Global setting: May 2017
The tropical Pacific continued to exhibit an ENSO (El Niño – Southern Oscillation) neutral state (neither El Niño nor La Niña) during May 2017, although is now close to the threshold of a weak El Niño. Across the entire equatorial Pacific, sea surface temperatures (SSTs) are near or marginally above normal. Ocean subsurface temperatures in the eastern equatorial Pacific rose markedly between the end of April and end of May, but there is no immediate indication that these warmer waters will be realised at the ocean’s surface. The Southern Oscillation Index (SOI) is currently negative with a value of 0.1 for May 2017; i.e. suggestive of ENSO neutral conditions.

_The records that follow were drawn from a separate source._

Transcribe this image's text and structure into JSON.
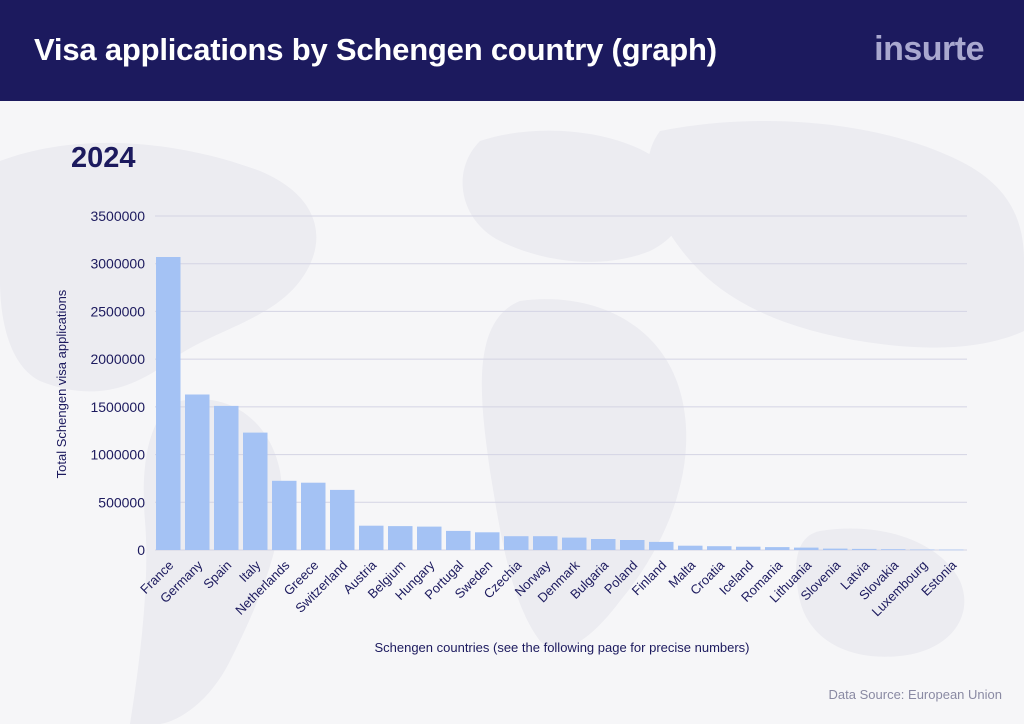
{
  "header": {
    "title": "Visa applications by Schengen country (graph)",
    "brand": "insurte"
  },
  "year_label": "2024",
  "source": "Data Source: European Union",
  "colors": {
    "header_bg": "#1c1a5e",
    "bar": "#a4c2f4",
    "text": "#1c1a5e",
    "grid": "#d4d4e4"
  },
  "chart_data": {
    "type": "bar",
    "title": "2024",
    "xlabel": "Schengen countries (see the following page for precise numbers)",
    "ylabel": "Total Schengen visa applications",
    "ylim": [
      0,
      3500000
    ],
    "yticks": [
      0,
      500000,
      1000000,
      1500000,
      2000000,
      2500000,
      3000000,
      3500000
    ],
    "grid": true,
    "categories": [
      "France",
      "Germany",
      "Spain",
      "Italy",
      "Netherlands",
      "Greece",
      "Switzerland",
      "Austria",
      "Belgium",
      "Hungary",
      "Portugal",
      "Sweden",
      "Czechia",
      "Norway",
      "Denmark",
      "Bulgaria",
      "Poland",
      "Finland",
      "Malta",
      "Croatia",
      "Iceland",
      "Romania",
      "Lithuania",
      "Slovenia",
      "Latvia",
      "Slovakia",
      "Luxembourg",
      "Estonia"
    ],
    "values": [
      3070000,
      1630000,
      1510000,
      1230000,
      725000,
      705000,
      630000,
      255000,
      250000,
      245000,
      200000,
      185000,
      145000,
      145000,
      130000,
      115000,
      105000,
      85000,
      45000,
      40000,
      35000,
      30000,
      25000,
      15000,
      12000,
      8000,
      5000,
      4000
    ]
  }
}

International guidance still suggests that a transition toward El Niño conditions over the next three month period (June – August 2017) is more likely than not, with a 57% chance, versus 42% chance for persistence of the current ENSO neutral state. Compared to last month, the forecast is less aggressive on El Niño development, now reaching a peak (60% chance) during the August-October 2017 period versus 69% last month.
Sea Surface Temperatures
SSTs surrounding New Zealand remain warmer than average all around the country, with anomalies exceeding +1.0oC along the west coast of the South Island and east of the North Island and close to +1.0oC along the north of the North Island. SSTs remain much warmer than average in the southern part of the Tasman Sea and off the coast of southeast Australia. Warmer than average SSTs may help to “lessen the sting” of any colder southerly outbreak, especially early in the June – August 2017 period.
The dynamical models’ forecasts indicate that warmer than average SSTs around New Zealand are likely to persist through June and either remain above average or near average through the winter season as a whole. Thus, for June – August 2017, coastal waters around New Zealand are forecast to be average or above average.